Comment from a former HG+ anorexic perfectionist (not the only one on the board by a long shot, I'll be bound...): it may not be a popular view but I suspect there is no way you can talk about weight loss, food restriction, etc. without it being a danger to your intelligent perfectionist children. However you surround it with talk about wanting to be healthy, what you're drawing attention to is the fact that, because in earlier times you ate more than your bodies needed, now you need to eat less than you would like to, in order to get back to a good state. For an intelligent perfectionist child to decide to be very careful never to become overweight in the first place, and to do that by exercising careful control over what she eats, is unsurprising; and that level of concern about and control over food intake is in itself dangerous. (You can say "you just listen to your body, you're fine" but if you're simultaneously noticeably doing something different, this is a bit "don't think about a pink elephant".)

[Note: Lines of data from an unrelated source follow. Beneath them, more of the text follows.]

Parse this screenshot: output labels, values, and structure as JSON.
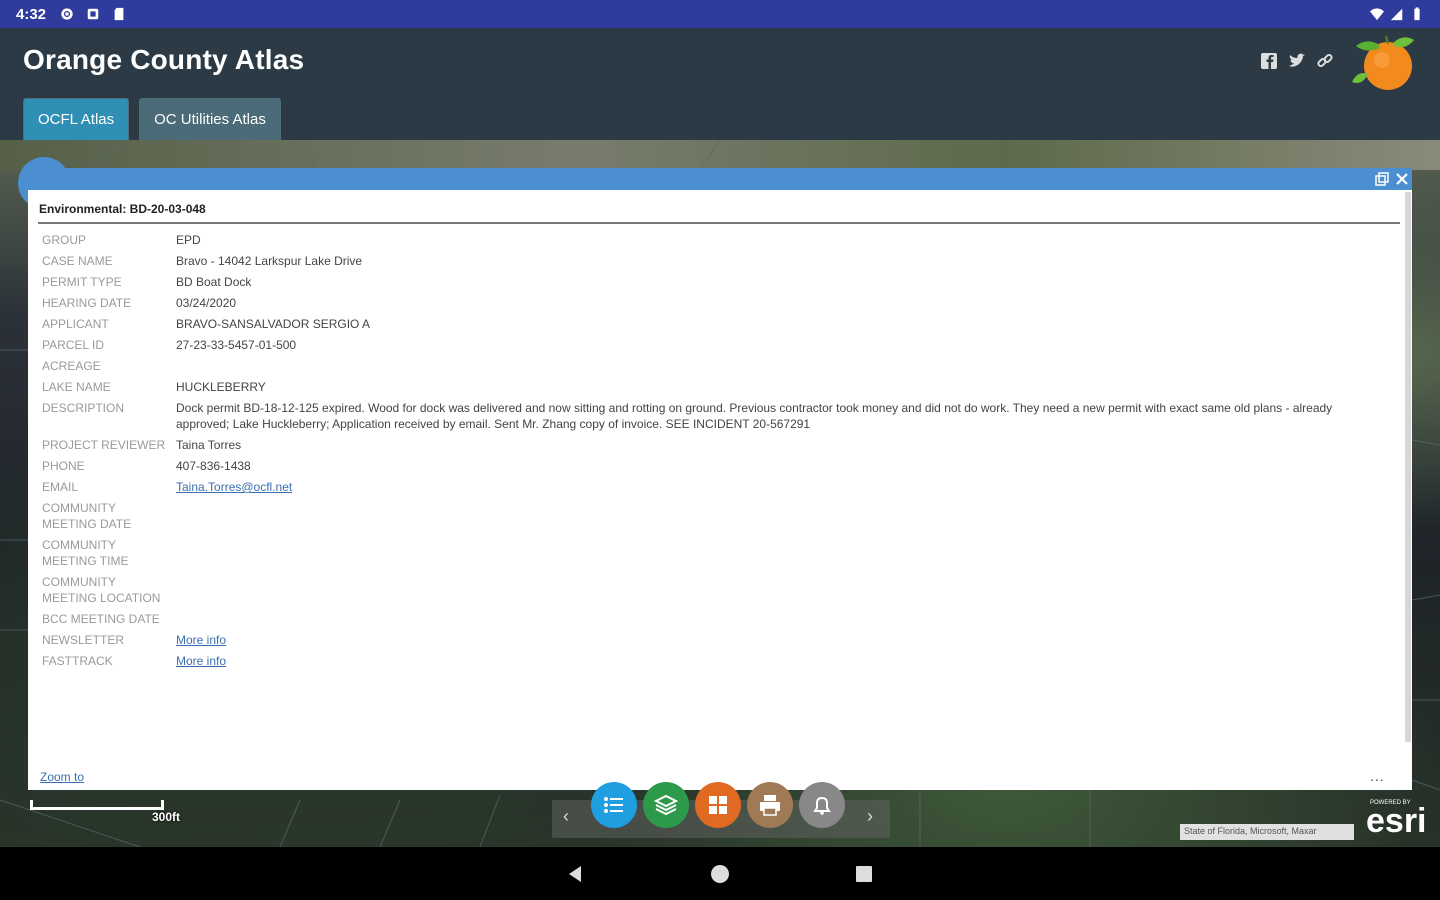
{
  "status_bar": {
    "time": "4:32",
    "left_icons": [
      "gear-icon",
      "notification-icon",
      "sd-card-icon"
    ],
    "right_icons": [
      "wifi-icon",
      "signal-icon",
      "battery-icon"
    ]
  },
  "app": {
    "title": "Orange County Atlas",
    "share_icons": [
      "facebook-icon",
      "twitter-icon",
      "link-icon"
    ],
    "logo": "orange-logo",
    "tabs": [
      {
        "label": "OCFL Atlas",
        "active": true
      },
      {
        "label": "OC Utilities Atlas",
        "active": false
      }
    ]
  },
  "popup": {
    "title": "Environmental: BD-20-03-048",
    "rows": [
      {
        "label": "GROUP",
        "value": "EPD"
      },
      {
        "label": "CASE NAME",
        "value": "Bravo - 14042 Larkspur Lake Drive"
      },
      {
        "label": "PERMIT TYPE",
        "value": "BD Boat Dock"
      },
      {
        "label": "HEARING DATE",
        "value": "03/24/2020"
      },
      {
        "label": "APPLICANT",
        "value": "BRAVO-SANSALVADOR SERGIO A"
      },
      {
        "label": "PARCEL ID",
        "value": "27-23-33-5457-01-500"
      },
      {
        "label": "ACREAGE",
        "value": ""
      },
      {
        "label": "LAKE NAME",
        "value": "HUCKLEBERRY"
      },
      {
        "label": "DESCRIPTION",
        "value": "Dock permit BD-18-12-125 expired. Wood for dock was delivered and now sitting and rotting on ground. Previous contractor took money and did not do work. They need a new permit with exact same old plans - already approved; Lake Huckleberry; Application received by email. Sent Mr. Zhang copy of invoice. SEE INCIDENT 20-567291"
      },
      {
        "label": "PROJECT REVIEWER",
        "value": "Taina Torres"
      },
      {
        "label": "PHONE",
        "value": "407-836-1438"
      },
      {
        "label": "EMAIL",
        "value": "Taina.Torres@ocfl.net",
        "link": true
      },
      {
        "label": "COMMUNITY MEETING DATE",
        "value": ""
      },
      {
        "label": "COMMUNITY MEETING TIME",
        "value": ""
      },
      {
        "label": "COMMUNITY MEETING LOCATION",
        "value": ""
      },
      {
        "label": "BCC MEETING DATE",
        "value": ""
      },
      {
        "label": "NEWSLETTER",
        "value": "More info",
        "link": true
      },
      {
        "label": "FASTTRACK",
        "value": "More info",
        "link": true
      }
    ],
    "zoom_link": "Zoom to",
    "more_menu": "...",
    "close_icon": "close-icon",
    "restore_icon": "restore-icon"
  },
  "map": {
    "scale_label": "300ft",
    "attribution": "State of Florida, Microsoft, Maxar",
    "esri_logo": "esri",
    "esri_powered": "POWERED BY",
    "toolbar": {
      "prev": "‹",
      "next": "›",
      "buttons": [
        {
          "icon": "list-icon",
          "color": "#1f9fe0"
        },
        {
          "icon": "layers-icon",
          "color": "#2c9a4a"
        },
        {
          "icon": "basemap-grid-icon",
          "color": "#e06a22"
        },
        {
          "icon": "print-icon",
          "color": "#a07a55"
        },
        {
          "icon": "alert-bell-icon",
          "color": "#888888"
        }
      ]
    }
  },
  "nav_bar": {
    "buttons": [
      "back-icon",
      "home-icon",
      "recents-icon"
    ]
  }
}
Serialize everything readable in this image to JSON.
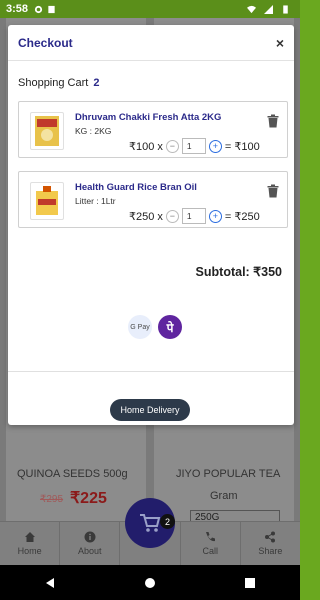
{
  "status_bar": {
    "time": "3:58"
  },
  "background": {
    "product_left": {
      "name": "QUINOA SEEDS 500g",
      "old_price": "₹295",
      "price": "₹225"
    },
    "product_right": {
      "name": "JIYO POPULAR TEA",
      "unit": "Gram",
      "select_value": "250G"
    },
    "nav": {
      "home": "Home",
      "about": "About",
      "call": "Call",
      "share": "Share"
    },
    "cart_badge": "2"
  },
  "modal": {
    "title": "Checkout",
    "close": "×",
    "cart_label": "Shopping Cart",
    "cart_count": "2",
    "items": [
      {
        "name": "Dhruvam Chakki Fresh Atta 2KG",
        "variant": "KG : 2KG",
        "price": "₹100 x",
        "qty": "1",
        "total": "= ₹100"
      },
      {
        "name": "Health Guard Rice Bran Oil",
        "variant": "Litter : 1Ltr",
        "price": "₹250 x",
        "qty": "1",
        "total": "= ₹250"
      }
    ],
    "subtotal": "Subtotal: ₹350",
    "gpay_label": "G Pay",
    "phonepe_label": "पे",
    "delivery_button": "Home Delivery"
  },
  "colors": {
    "brand": "#2b2a8a",
    "status_green": "#6aa81f",
    "button_dark": "#2d3a4a"
  }
}
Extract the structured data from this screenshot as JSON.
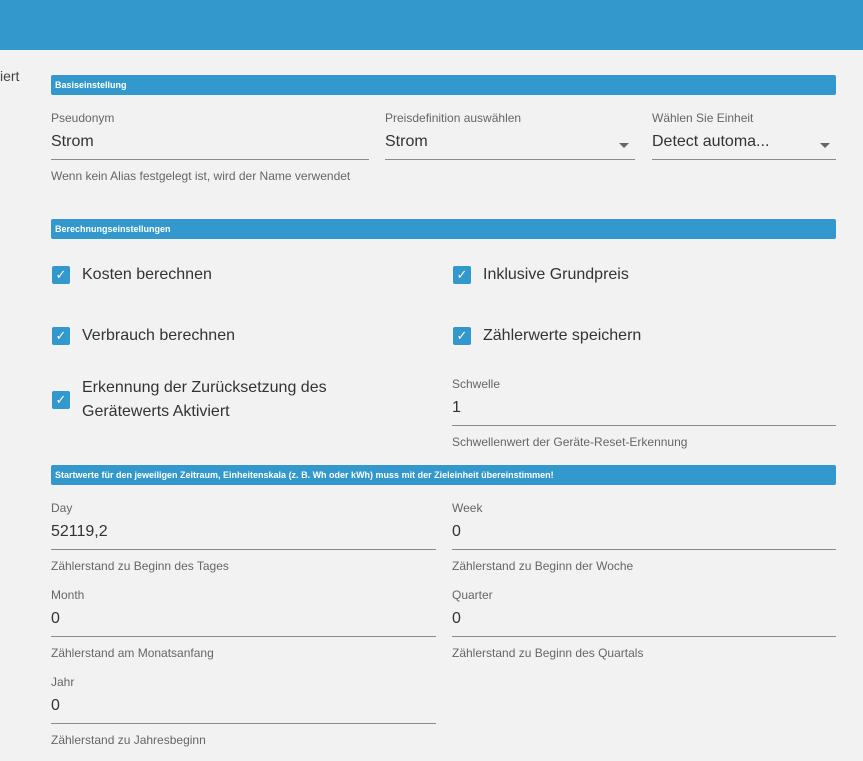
{
  "header": {
    "cut_text": "iert"
  },
  "sections": {
    "basic": "Basiseinstellung",
    "calc": "Berechnungseinstellungen",
    "start": "Startwerte für den jeweiligen Zeitraum, Einheitenskala (z. B. Wh oder kWh) muss mit der Zieleinheit übereinstimmen!"
  },
  "basic": {
    "alias": {
      "label": "Pseudonym",
      "value": "Strom",
      "help": "Wenn kein Alias festgelegt ist, wird der Name verwendet"
    },
    "price": {
      "label": "Preisdefinition auswählen",
      "value": "Strom"
    },
    "unit": {
      "label": "Wählen Sie Einheit",
      "value": "Detect automa..."
    }
  },
  "calc": {
    "costs": {
      "label": "Kosten berechnen",
      "checked": true
    },
    "base_price": {
      "label": "Inklusive Grundpreis",
      "checked": true
    },
    "consumption": {
      "label": "Verbrauch berechnen",
      "checked": true
    },
    "meter_values": {
      "label": "Zählerwerte speichern",
      "checked": true
    },
    "reset_detection": {
      "label": "Erkennung der Zurücksetzung des Gerätewerts Aktiviert",
      "checked": true
    },
    "threshold": {
      "label": "Schwelle",
      "value": "1",
      "help": "Schwellenwert der Geräte-Reset-Erkennung"
    }
  },
  "start": {
    "day": {
      "label": "Day",
      "value": "52119,2",
      "help": "Zählerstand zu Beginn des Tages"
    },
    "week": {
      "label": "Week",
      "value": "0",
      "help": "Zählerstand zu Beginn der Woche"
    },
    "month": {
      "label": "Month",
      "value": "0",
      "help": "Zählerstand am Monatsanfang"
    },
    "quarter": {
      "label": "Quarter",
      "value": "0",
      "help": "Zählerstand zu Beginn des Quartals"
    },
    "year": {
      "label": "Jahr",
      "value": "0",
      "help": "Zählerstand zu Jahresbeginn"
    }
  },
  "icons": {
    "checkbox": "check-icon",
    "dropdown": "dropdown-arrow-icon"
  },
  "colors": {
    "accent": "#3399cc",
    "background": "#f2f2f2"
  }
}
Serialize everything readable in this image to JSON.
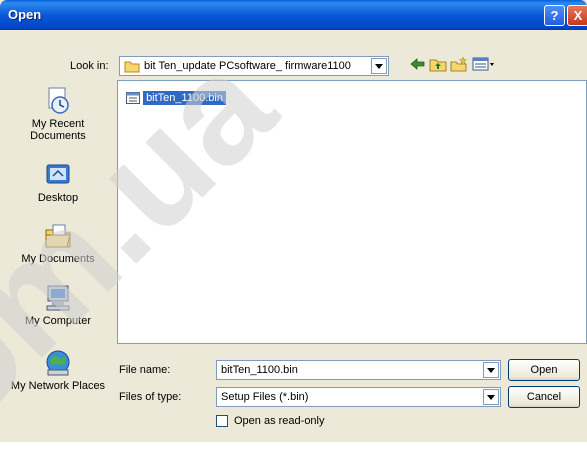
{
  "window": {
    "title": "Open",
    "help_glyph": "?",
    "close_glyph": "X"
  },
  "look_in": {
    "label": "Look in:",
    "value": "bit Ten_update PCsoftware_ firmware1100"
  },
  "toolbar": {
    "icons": [
      "back-icon",
      "up-folder-icon",
      "new-folder-icon",
      "views-menu-icon"
    ]
  },
  "places": [
    {
      "label": "My Recent Documents",
      "icon": "recent-documents-icon"
    },
    {
      "label": "Desktop",
      "icon": "desktop-icon"
    },
    {
      "label": "My Documents",
      "icon": "my-documents-icon"
    },
    {
      "label": "My Computer",
      "icon": "my-computer-icon"
    },
    {
      "label": "My Network Places",
      "icon": "network-places-icon"
    }
  ],
  "files": [
    {
      "name": "bitTen_1100.bin",
      "selected": true
    }
  ],
  "file_name": {
    "label": "File name:",
    "value": "bitTen_1100.bin"
  },
  "file_type": {
    "label": "Files of type:",
    "value": "Setup Files (*.bin)"
  },
  "read_only": {
    "label": "Open as read-only",
    "checked": false
  },
  "buttons": {
    "open": "Open",
    "cancel": "Cancel"
  },
  "watermark": {
    "text": "om.ua",
    "color": "#cfcfcf"
  },
  "colors": {
    "titlebar": "#0047c8",
    "selection": "#316ac5",
    "dialog_bg": "#ece9d8"
  }
}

[And be careful about complacency: I remember, as a young child surrounded by dieting, eating what I was given and saying the right things, but deciding that, once I had enough autonomy over my eating, I would put clear blue water between me and being fat. In my teens I got the autonomy and did just that. When I was 5, my parents probably thought there was no problem, but there was. Being very good at delayed gratification has its drawbacks.]

My advice would be: imagine you're at a healthy weight and in a healthy lifestyle, and talk as you would talk if that were so. Don't mention weight. If you're eating less than you would then, fine, but do so without comment. Don't mention calories. And of course, exercise and encourage exercise, but don't connect this with weight.